The name 'The British East India Company' needs no introduction to the world of business, commerce and industry. It was the most successful business ever and has a more colourful and adventurous history than any company in history.
It was founded initially on 31st December 1600, when a group of London coffee merchants were granted a Royal Charter by Queen Elizabeth I. Over the next 250 years it became the most powerful commercial enterprise ever seen in the world of business and industry.
On 31st December 1600 the company had 125 shareholders and a joint capital of £72,000 (a considerable amount in those days). It was given a Royal Charter to trade in the East Indies; however it made little impression on the Dutch control of the spice trades in the East Indies (what is today known as Indonesia).
The company?s traders were frequently engaged in hostilities with their Dutch counterparts in the Indian Ocean, and realising the futility of waging trade wars in remote Dutch controlled Indonesia, they decided to explore their options for gaining a foothold in mainland India, with official sanctions of both countries.

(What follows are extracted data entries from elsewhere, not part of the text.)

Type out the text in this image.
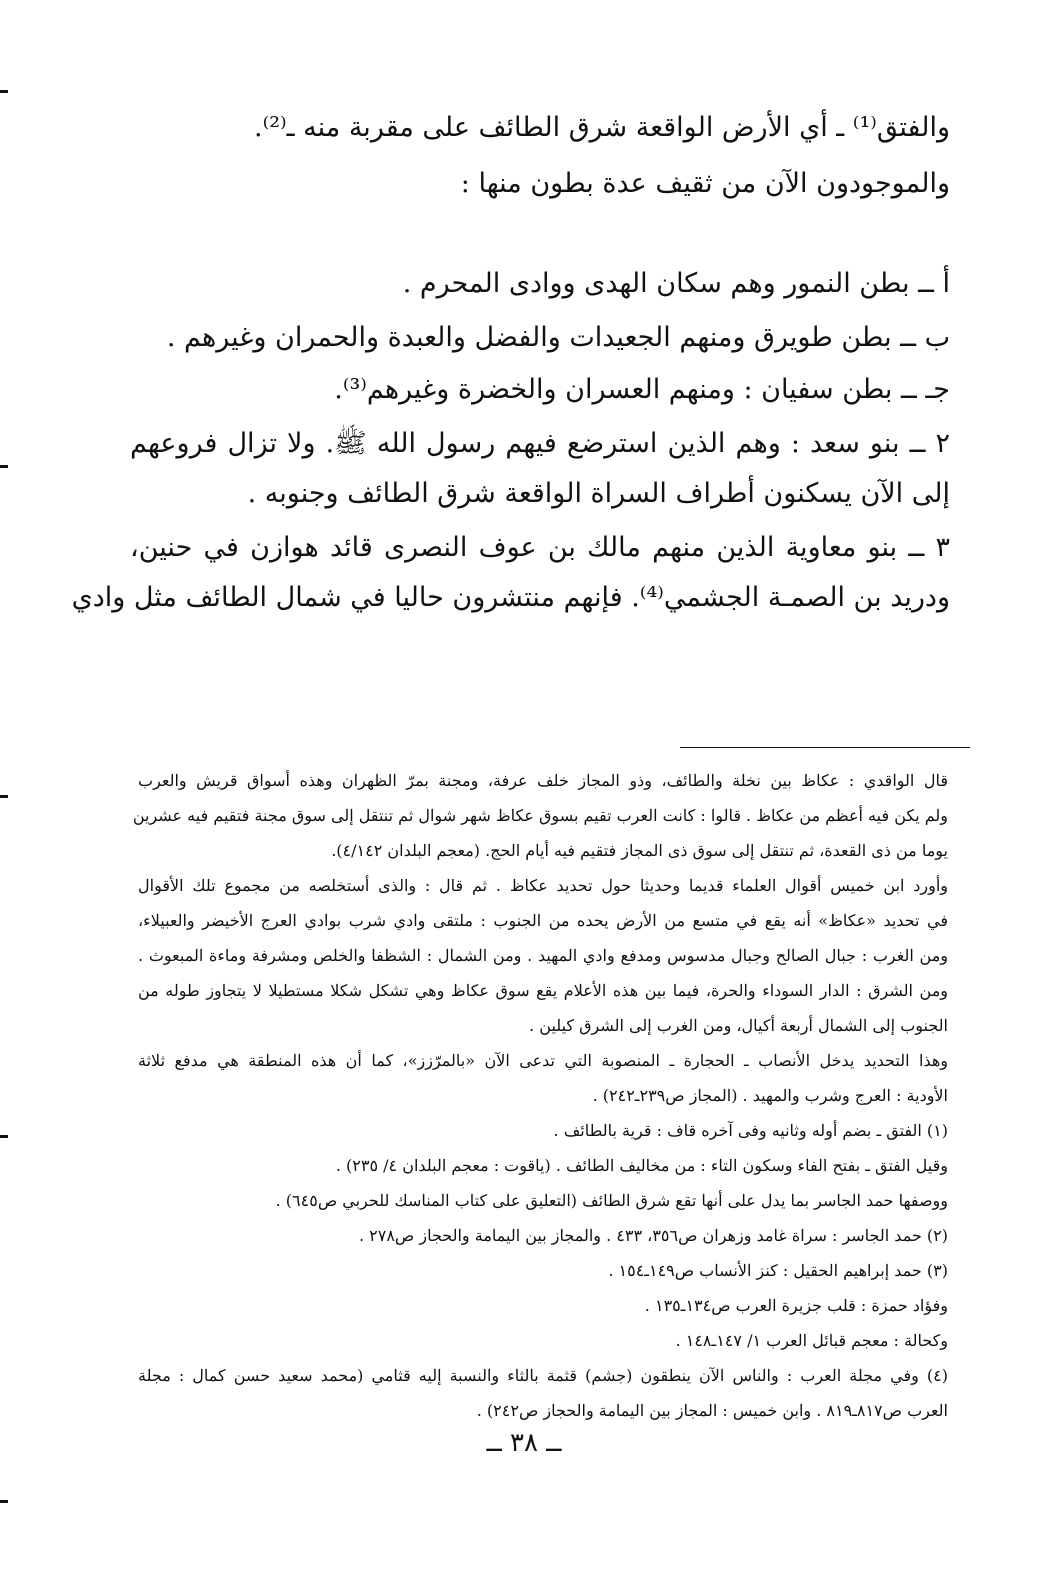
والفتق⁽¹⁾ ـ أي الأرض الواقعة شرق الطائف على مقربة منه ـ⁽²⁾.
والموجودون الآن من ثقيف عدة بطون منها :
أ ــ بطن النمور وهم سكان الهدى ووادى المحرم .
ب ــ بطن طويرق ومنهم الجعيدات والفضل والعبدة والحمران وغيرهم .
جـ ــ بطن سفيان : ومنهم العسران والخضرة وغيرهم⁽³⁾.
٢ ــ بنو سعد : وهم الذين استرضع فيهم رسول الله ﷺ. ولا تزال فروعهم
إلى الآن يسكنون أطراف السراة الواقعة شرق الطائف وجنوبه .
٣ ــ بنو معاوية الذين منهم مالك بن عوف النصرى قائد هوازن في حنين،
ودريد بن الصمـة الجشمي⁽⁴⁾. فإنهم منتشرون حاليا في شمال الطائف مثل وادي
قال الواقدي : عكاظ بين نخلة والطائف، وذو المجاز خلف عرفة، ومجنة بمرّ الظهران وهذه أسواق قريش والعرب
ولم يكن فيه أعظم من عكاظ . قالوا : كانت العرب تقيم بسوق عكاظ شهر شوال ثم تنتقل إلى سوق مجنة فتقيم فيه عشرين
يوما من ذى القعدة، ثم تنتقل إلى سوق ذى المجاز فتقيم فيه أيام الحج. (معجم البلدان ٤/١٤٢).
وأورد ابن خميس أقوال العلماء قديما وحديثا حول تحديد عكاظ . ثم قال : والذى أستخلصه من مجموع تلك الأقوال
في تحديد «عكاظ» أنه يقع في متسع من الأرض يحده من الجنوب : ملتقى وادي شرب بوادي العرج الأخيضر والعبيلاء،
ومن الغرب : جبال الصالح وجبال مدسوس ومدفع وادي المهيد . ومن الشمال : الشظفا والخلص ومشرفة وماءة المبعوث .
ومن الشرق : الدار السوداء والحرة، فيما بين هذه الأعلام يقع سوق عكاظ وهي تشكل شكلا مستطيلا لا يتجاوز طوله من
الجنوب إلى الشمال أربعة أكيال، ومن الغرب إلى الشرق كيلين .
وهذا التحديد يدخل الأنصاب ـ الحجارة ـ المنصوبة التي تدعى الآن «بالمرّزز»، كما أن هذه المنطقة هي مدفع ثلاثة
الأودية : العرج وشرب والمهيد . (المجاز ص٢٣٩ـ٢٤٢) .
(١) الفتق ـ بضم أوله وثانيه وفى آخره قاف : قرية بالطائف .
وقيل الفتق ـ بفتح الفاء وسكون التاء : من مخاليف الطائف . (ياقوت : معجم البلدان ٤/ ٢٣٥) .
ووصفها حمد الجاسر بما يدل على أنها تقع شرق الطائف (التعليق على كتاب المناسك للحربي ص٦٤٥) .
(٢) حمد الجاسر : سراة غامد وزهران ص٣٥٦، ٤٣٣ . والمجاز بين اليمامة والحجاز ص٢٧٨ .
(٣) حمد إبراهيم الحقيل : كنز الأنساب ص١٤٩ـ١٥٤ .
وفؤاد حمزة : قلب جزيرة العرب ص١٣٤ـ١٣٥ .
وكحالة : معجم قبائل العرب ١/ ١٤٧ـ١٤٨ .
(٤) وفي مجلة العرب : والناس الآن ينطقون (جشم) قثمة بالثاء والنسبة إليه قثامي (محمد سعيد حسن كمال : مجلة
العرب ص٨١٧ـ٨١٩ . وابن خميس : المجاز بين اليمامة والحجاز ص٢٤٢) .
ــ ٣٨ ــ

In 1615 Sir Thomas Roe was instructed by King James I to visit the Mughal Emperor Jahangir, who ruled over 70% of the Indian subcontinent. The meeting was a success and a commercial treaty was made which gave The British East India Company exclusive rights to trade to and from India and England. Emperor Jahangir sent a letter to the King through Sir Thomas Roe.
Even with the patronage of the Mughal Emperor Jahangir, the company had many enemies in India. The Portuguese had already established their bases in Goa and Bombay and the French were well established in Pondicherry, Mahe, Karikal and Chandernager. The Portuguese were allies of England but the French were bitter enemies and there were frequent skirmishes between them for control of Colonial Possessions. These skirmishes eventually escalated to war. On Indian soil, the war was fought between company troops and French forces.